Right now, there's more women onstage at Hampstead's downstairs theatre than there are in the current and next main house shows (The Moderate Soprano and Hapgood, both written and directed by men too) combined - a sorry record indeed for any establishment. Which isn't the note on which I intended to start this review of A Further Education (which is directed by a woman at least) but it's something I wanted to say which I think needs to be recognised more widely.

But to the matter at hand. A Further Education is Will Mortimer's debut professional play and is something of a gentle comedy, its rather warm ideal ideal for these darkening nights. It's the start of a new year at university and Josh and Lydia's English Lit tutorial is blown open by the arrival of mature student Charlotte Swift.

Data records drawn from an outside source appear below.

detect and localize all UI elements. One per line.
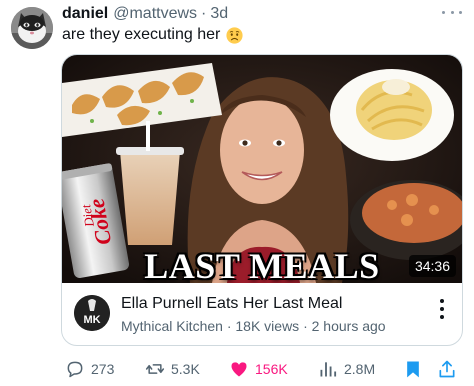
author-handle[interactable]: @mattvews [113,5,197,23]
video-meta[interactable]: MK Ella Purnell Eats Her Last Meal Mythi… [62,283,462,345]
tweet-timestamp[interactable]: 3d [210,5,228,23]
video-thumbnail[interactable]: Diet Coke LAST MEALS 34:36 [62,55,462,283]
retweet-count: 5.3K [171,361,200,377]
video-link-card[interactable]: Diet Coke LAST MEALS 34:36 MK Ella Purne… [61,54,463,346]
tweet-header: daniel @mattvews · 3d [62,5,228,25]
tweet: daniel @mattvews · 3d are they executing… [0,0,474,386]
reply-icon [67,361,83,378]
heart-icon [231,362,247,377]
header-separator: · [201,5,207,22]
share-icon [439,360,455,378]
tweet-text: are they executing her [62,26,243,44]
action-bar: 273 5.3K 156K 2.8M [61,356,463,382]
retweet-button[interactable]: 5.3K [145,356,200,382]
card-more-options-icon[interactable] [440,299,444,319]
bookmark-icon [407,361,419,378]
author-display-name[interactable]: daniel [62,5,108,23]
thumbnail-title-overlay: LAST MEALS [144,246,380,283]
mythical-kitchen-logo-icon[interactable]: MK [74,295,110,331]
cat-avatar-icon [11,7,53,49]
video-title[interactable]: Ella Purnell Eats Her Last Meal [121,295,342,313]
share-button[interactable] [437,356,457,382]
channel-icon-text: MK [83,314,100,326]
bookmark-button[interactable] [403,356,423,382]
tweet-text-content: are they executing her [62,26,221,43]
more-options-icon[interactable] [442,6,462,18]
view-count: 2.8M [344,361,376,377]
video-duration-badge: 34:36 [408,255,456,277]
views-button[interactable]: 2.8M [318,356,375,382]
video-subtitle: Mythical Kitchen · 18K views · 2 hours a… [121,318,386,334]
worried-face-emoji-icon [226,26,243,44]
reply-count: 273 [91,361,115,377]
author-avatar[interactable] [11,7,53,49]
retweet-icon [145,364,165,374]
views-chart-icon [320,362,337,377]
reply-button[interactable]: 273 [65,356,114,382]
like-button[interactable]: 156K [229,356,288,382]
like-count: 156K [255,361,288,377]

Seemingly an academic genius wrapped in a mystery inside an enigma, her insights even knock the socks off lecturer Chris yet try as they all might to get her to open up, Charlotte's personal circumstances remain a closed book.

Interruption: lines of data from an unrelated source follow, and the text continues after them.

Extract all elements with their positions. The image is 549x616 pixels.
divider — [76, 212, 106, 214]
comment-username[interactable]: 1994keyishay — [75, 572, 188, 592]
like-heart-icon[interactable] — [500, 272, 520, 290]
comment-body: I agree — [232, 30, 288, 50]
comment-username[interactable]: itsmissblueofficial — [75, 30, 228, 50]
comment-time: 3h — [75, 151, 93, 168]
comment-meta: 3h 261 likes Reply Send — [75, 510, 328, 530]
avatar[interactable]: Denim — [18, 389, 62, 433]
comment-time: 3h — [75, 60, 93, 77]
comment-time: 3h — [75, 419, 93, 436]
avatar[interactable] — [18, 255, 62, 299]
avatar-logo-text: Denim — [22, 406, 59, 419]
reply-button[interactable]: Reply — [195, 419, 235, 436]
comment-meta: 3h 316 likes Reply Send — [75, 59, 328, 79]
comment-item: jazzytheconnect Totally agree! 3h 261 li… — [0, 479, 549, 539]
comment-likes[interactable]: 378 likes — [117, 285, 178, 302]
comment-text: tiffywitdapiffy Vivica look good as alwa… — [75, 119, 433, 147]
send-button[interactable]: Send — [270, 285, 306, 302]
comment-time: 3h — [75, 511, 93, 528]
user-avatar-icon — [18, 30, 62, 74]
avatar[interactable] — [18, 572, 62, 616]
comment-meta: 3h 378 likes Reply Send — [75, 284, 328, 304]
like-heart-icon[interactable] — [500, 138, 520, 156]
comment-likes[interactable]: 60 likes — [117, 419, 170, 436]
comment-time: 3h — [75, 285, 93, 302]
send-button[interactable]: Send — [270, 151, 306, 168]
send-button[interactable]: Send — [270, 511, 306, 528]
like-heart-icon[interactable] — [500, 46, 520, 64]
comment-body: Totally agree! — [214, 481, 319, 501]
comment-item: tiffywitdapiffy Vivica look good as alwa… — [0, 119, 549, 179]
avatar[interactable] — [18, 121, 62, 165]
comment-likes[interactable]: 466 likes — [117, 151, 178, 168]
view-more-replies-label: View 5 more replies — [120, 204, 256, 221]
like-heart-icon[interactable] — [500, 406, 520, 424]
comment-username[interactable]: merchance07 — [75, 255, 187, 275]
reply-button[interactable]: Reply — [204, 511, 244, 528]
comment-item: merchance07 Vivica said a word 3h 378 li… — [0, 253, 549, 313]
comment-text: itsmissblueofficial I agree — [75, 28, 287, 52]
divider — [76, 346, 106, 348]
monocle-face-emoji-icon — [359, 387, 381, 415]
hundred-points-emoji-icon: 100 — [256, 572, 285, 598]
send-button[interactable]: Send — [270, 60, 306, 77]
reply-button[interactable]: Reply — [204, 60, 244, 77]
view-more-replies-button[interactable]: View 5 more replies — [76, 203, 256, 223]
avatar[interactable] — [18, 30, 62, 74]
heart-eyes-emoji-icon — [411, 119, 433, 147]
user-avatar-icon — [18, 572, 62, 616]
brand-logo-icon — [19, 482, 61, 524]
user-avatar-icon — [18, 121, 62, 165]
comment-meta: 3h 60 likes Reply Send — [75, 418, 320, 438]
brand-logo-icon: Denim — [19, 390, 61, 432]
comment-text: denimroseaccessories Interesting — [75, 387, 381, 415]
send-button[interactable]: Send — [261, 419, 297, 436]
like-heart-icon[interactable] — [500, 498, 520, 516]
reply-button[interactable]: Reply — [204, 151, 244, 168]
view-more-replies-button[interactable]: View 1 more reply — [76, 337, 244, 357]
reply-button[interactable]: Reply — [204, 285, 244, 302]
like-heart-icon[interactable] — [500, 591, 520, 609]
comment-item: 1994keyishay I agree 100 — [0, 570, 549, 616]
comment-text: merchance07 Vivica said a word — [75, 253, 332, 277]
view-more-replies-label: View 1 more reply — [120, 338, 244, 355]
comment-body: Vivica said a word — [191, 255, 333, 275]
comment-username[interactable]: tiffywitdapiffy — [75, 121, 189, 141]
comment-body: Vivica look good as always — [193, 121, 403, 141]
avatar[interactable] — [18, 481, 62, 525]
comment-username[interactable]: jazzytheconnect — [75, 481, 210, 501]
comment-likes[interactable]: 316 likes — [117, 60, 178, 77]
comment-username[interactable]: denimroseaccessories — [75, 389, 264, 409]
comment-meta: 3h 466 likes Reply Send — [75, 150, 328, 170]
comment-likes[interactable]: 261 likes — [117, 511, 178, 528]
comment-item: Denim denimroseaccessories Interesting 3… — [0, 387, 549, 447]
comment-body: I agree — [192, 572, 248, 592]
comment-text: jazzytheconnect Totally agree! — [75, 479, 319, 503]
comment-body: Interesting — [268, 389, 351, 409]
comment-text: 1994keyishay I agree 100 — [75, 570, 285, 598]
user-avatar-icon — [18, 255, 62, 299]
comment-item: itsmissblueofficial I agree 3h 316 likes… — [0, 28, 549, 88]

In the bustling to-and-fro of Caitlin McLeod's production, Stella Gonet is inspired casting as Charlotte, combining inscrutable gravitas with a youthful sprightliness that comes from far more than just her skinny jeans and Converse. Charlotte's love of learning is infectious, finding kinship in Issy van Randwyck's newly-installed Vice Chancellor and her curious enthusiasm but also in her younger undergrad colleagues, Josh and Lydia are perhaps keener on downing shots of Chartreuse and snogging in the quad but find something too in the greater intellectual rigour she brings to their discussion and thus their own work. 
  
Isabella Laughland and Makir Ahmed are both strong as the students, worldly-wise in many ways though still with much to learn, and Oliver Hembrough's Chris rounds out the cast well. The show lacks perhaps a little sharpness, something that will doubtless improve over the run - though James Turner's traverse design does mean a lot of shifting furniture on and off the stage regardless - it's more the pace that sags a bit towards the end of the overly lengthy first half. That said, I was impressed with the way in which the second act eschews overwrought theatrics for quietly moving restraint in its denouement, proving it is never too late to learn.